Der Vorteil der Zwei-Schlauch-Bauweise wächst mit der Temperaturdifferenz. Bei milden Bedingungen ist der Unterschied klein genug, um ihn zu ignorieren. In einem wirklich heißen Raum entscheidet er darüber, ob das Gerät mitkommt oder ob es durchläuft, ohne den Sollwert je zu erreichen.
Inverter vs. feste Drehzahl – und was das für die Geräuschkulisse bedeutet
Ein Verdichter mit fester Drehzahl läuft entweder mit voller Leistung oder gar nicht. Er erreicht den Sollwert, schaltet ab, die Temperatur steigt wieder, er startet erneut – und jeder Start ist der lauteste Moment des Zyklus. Ein Inverter-Verdichter moduliert seine Leistung, sodass er sich, sobald der Raum auf Sollwert ist, in ein leises Dauerbrummen einpendelt, statt zu takten.
Midea Duo und LG LP1419IVSM sind Inverter-Geräte; Whynter, Honeywell und Black+Decker arbeiten mit fester Drehzahl. Soll das Gerät ins Schlafzimmer, wiegt dieser Unterschied schwerer als zwei Dezibel im Datenblatt – denn der angegebene Wert wird bei voller Leistung gemessen und sagt nichts über das Taktverhalten aus, das Sie um drei Uhr morgens tatsächlich hören.
Entwässerung, Abluftführung und die Montage, von der niemand spricht
Jedes mobile Klimagerät bildet Kondenswasser.

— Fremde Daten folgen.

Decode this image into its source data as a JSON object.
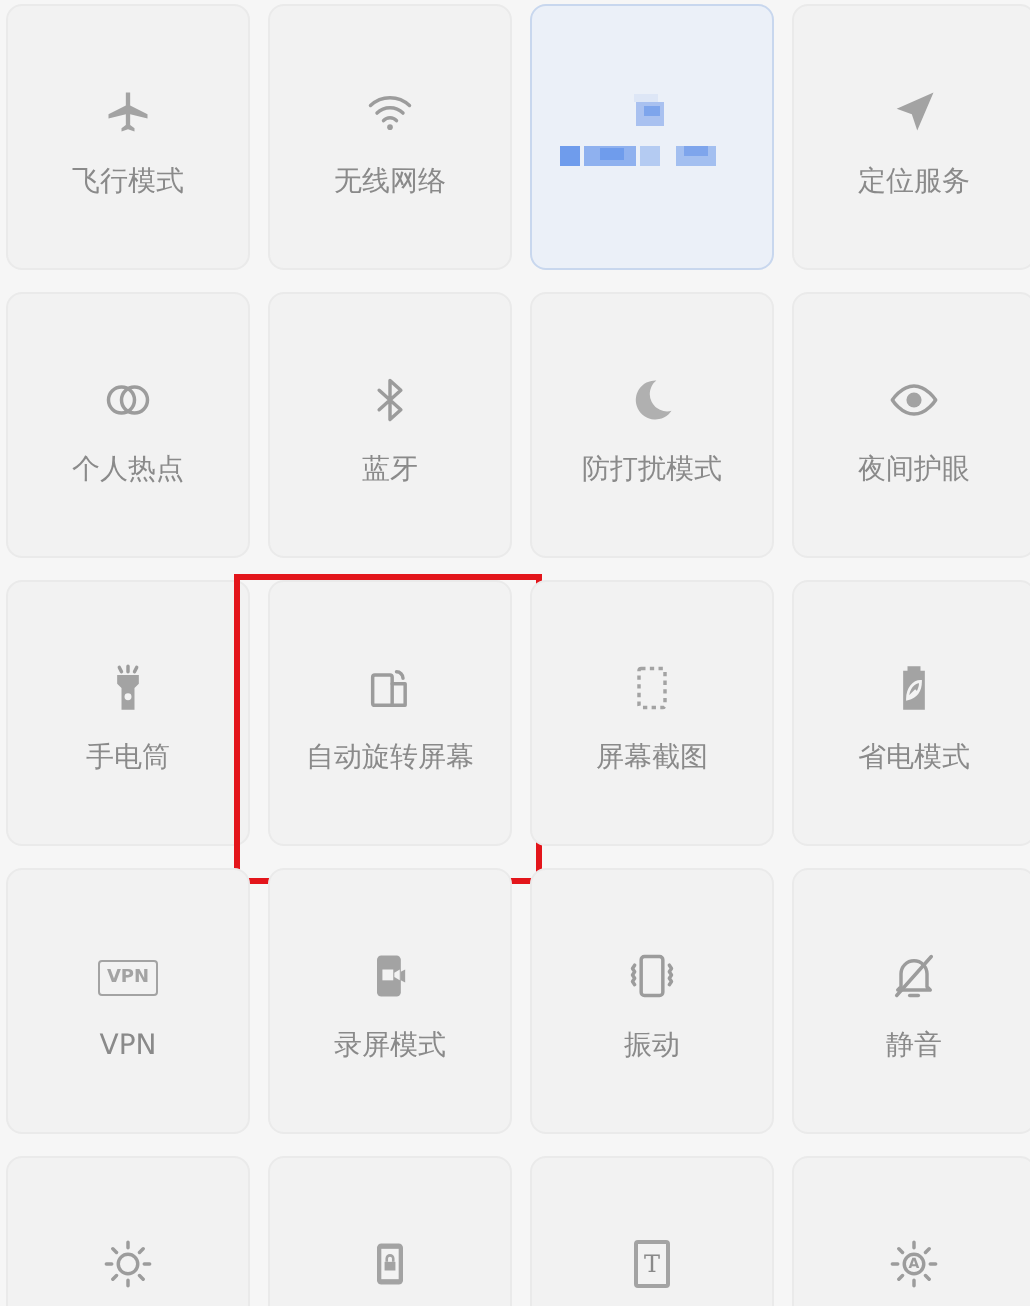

Die meisten aktuellen Geräte verdunsten den Großteil davon über die Abluft, aber bei hoher Luftfeuchte muss bei allen irgendwann der Tank geleert oder ein Schlauch zu einem Bodenablauf gelegt werden. Prüfen Sie vor dem Kauf, ob das Modell einen dauerhaften Ablauf per Schwerkraft unterstützt – das nachzurüsten ist unerfreulich.
Der zweite gern übersehene Punkt ist das Fensterkit. Die mitgelieferten Kits passen an übliche Schiebe- und Hebefenster; für Dreh-Kipp-Fenster, wie sie in Deutschland Standard sind, braucht es meist eine passgenaue Platte oder eine Abdichtung aus Stoff. Sauber abzudichten ist wichtiger, als die meisten Käufer erwarten: Ein undichtes Kit lässt die Abwärme direkt wieder herein und macht einen erheblichen Teil der Kühlleistung zunichte.